La menace était claire. Edward sentit un filet de sueur dans son dos.
« Vous n’avez rien à craindre de moi, miss Kelly. » Il remit son chapeau. « Je repasserai. Avec cinq shillings. »
Il sortit dans la pluie, le cœur battant. La lettre dans sa poche intérieure – la seconde, celle avec le faux indice « C. H. » – pesait soudain plus lourd, comme si elle cherchait à brûler son tissu.

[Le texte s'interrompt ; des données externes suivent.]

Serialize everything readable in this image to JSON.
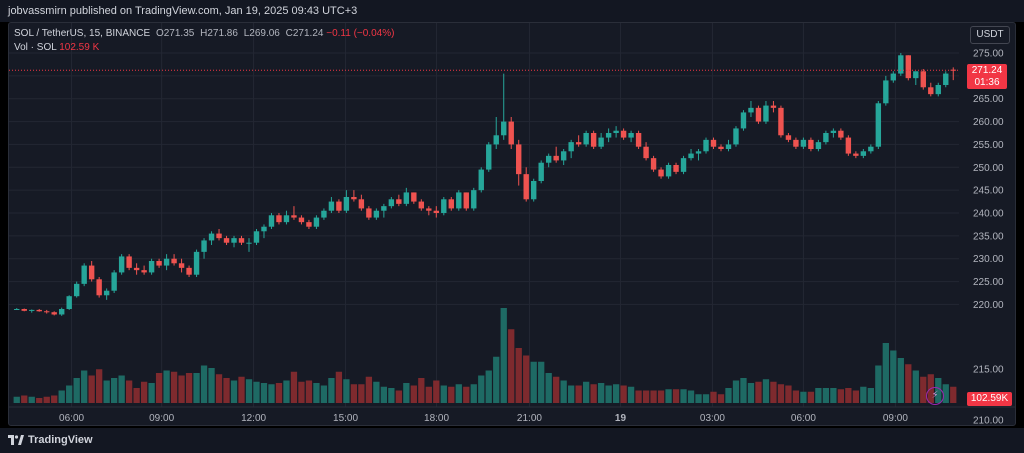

Il avait maintenant deux témoins potentiels : Charles Harlow, qu’il ne pouvait pas payer, et cette couturière aux yeux trop perçants, qui lui avait donné un témoignage trop précis pour être pure invention. Deux personnes qui pouvaient le détruire d’un mot.
Mais aussi deux personnes capables de donner de la chair à un tueur fantôme.
Il marcha vite, traversant Commercial Street puis tournant dans Wentworth. Il devait poster la lettre. Il devait s’assurer que la police morde – et qu’ils suivent la piste « C. H. » sans jamais découvrir que le témoin était faux.
En passant devant la boutique de Sam le brocanteur, il ralentit. Il n’avait presque plus d’encre. Et plus d’argent pour en racheter.
Il continua.
La pluie redoubla. Derrière lui, imperceptible, un troisième homme qui n’était ni policier ni journaliste le suivait, notant chaque détail de son itinéraire dans un petit carnet noir.